4.2 Failing to examine sex and gender as fundamental health determinants that intersect with other mitigating factors homogenizes the experiences of women (and men), reifying existing inequities while at the same time overlooking important sources of within-group variation (Annandale and Hunt 2000; Butler 1990; Whittle and Inhorn 2001). As Janzen succinctly points out, "the determinants of women's health are no doubt complex . . . likely arising from a combination of interacting economic, social, psychological, and biological forces" (1998: 34).

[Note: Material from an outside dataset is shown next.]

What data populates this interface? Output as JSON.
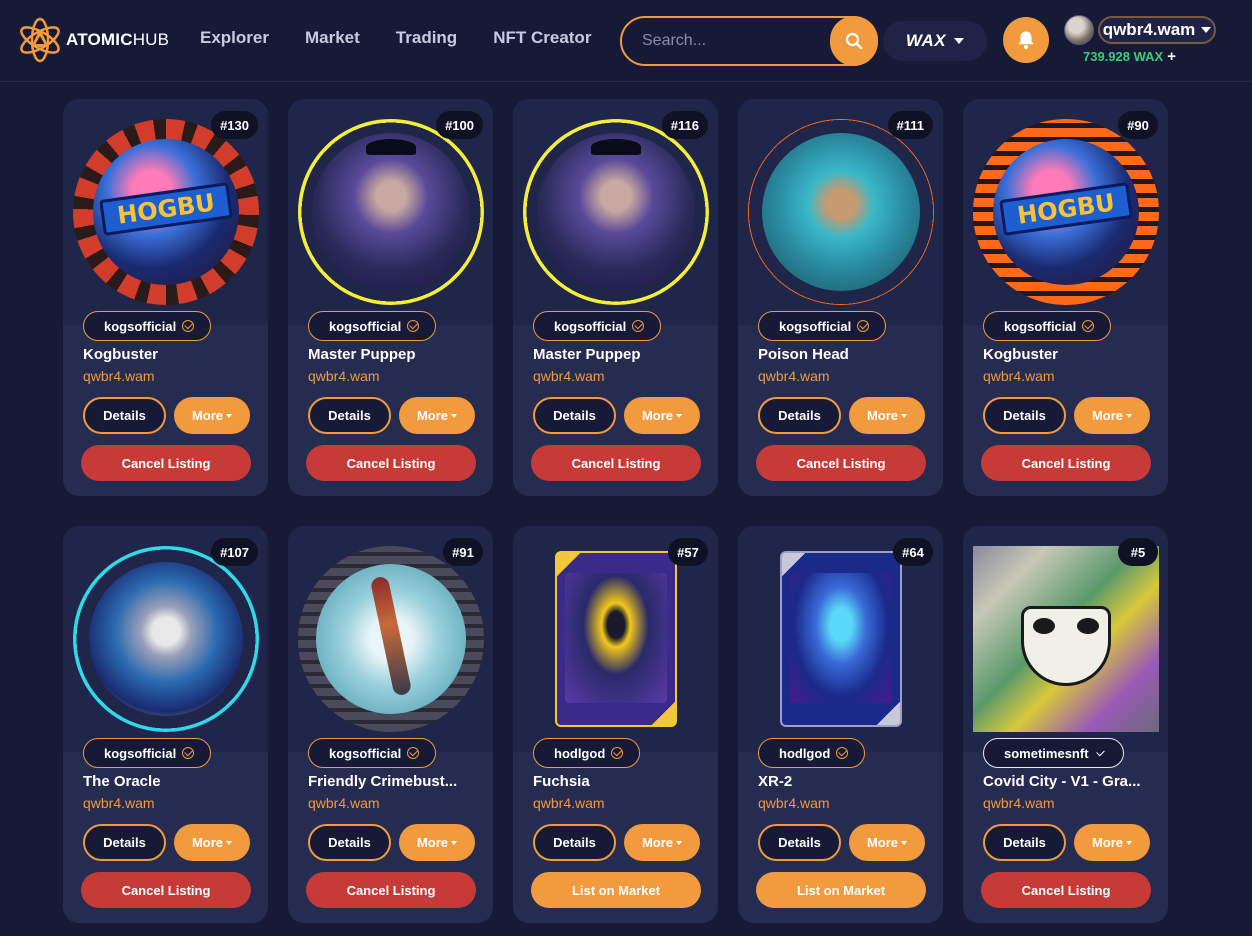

4.3 It is worth reminding ourselves about the key message of the social determinants of health perspective, namely, that the maintenance and promotion of a population's health is only partly achieved by public investment in health services such as hospitals, physicians, and advanced medical technology (Marmot and Wilkinson 2000; Rachlis 2004; Public Health Agency of Canada 2004). According to the World Health Organization (2008), we could close the health gap within and across countries in the next decade if, in addition to improving access to primary health care, we take concerted action on reducing the health gap caused by the intersection of fundamental factors, including sex and gender, as well as socioeconomic status, race, ethnicity, immigrant status, employment and geographical location. Progressive changes in the Canadian context that are likely to reduce such inequity include an increase in the minimum wage for private as well as public sector employment, equal pay for work of equal value, policies to raise the value of care work that is predominantly performed by girls and women, establishment of a national childcare system, public funding for care of the disabled and elderly, improved educational and economic opportunities for Aboriginal peoples, ethnic minorities and new immigrants, and, of course, increased investment in primary health care in an effort to improve health care access and quality of care for its vulnerable populations, including girls and women in rural and remote areas as well as the inner city.
Notes1 Two-spirited is a term common among North American and Canadian First Nations indigenous groups to refer to people who dress and carry out roles of both men and women.
2 Social location refers to the multiple "roles" or "statuses" that one individual can occupy at any given time. It is, in large part, conditioned by an individual's age, sex, gender, ethnicity, health-status, sexual orientation and occupation. Individuals can move in and out of various social locations as the circumstances of their lives change (Shumka 2006).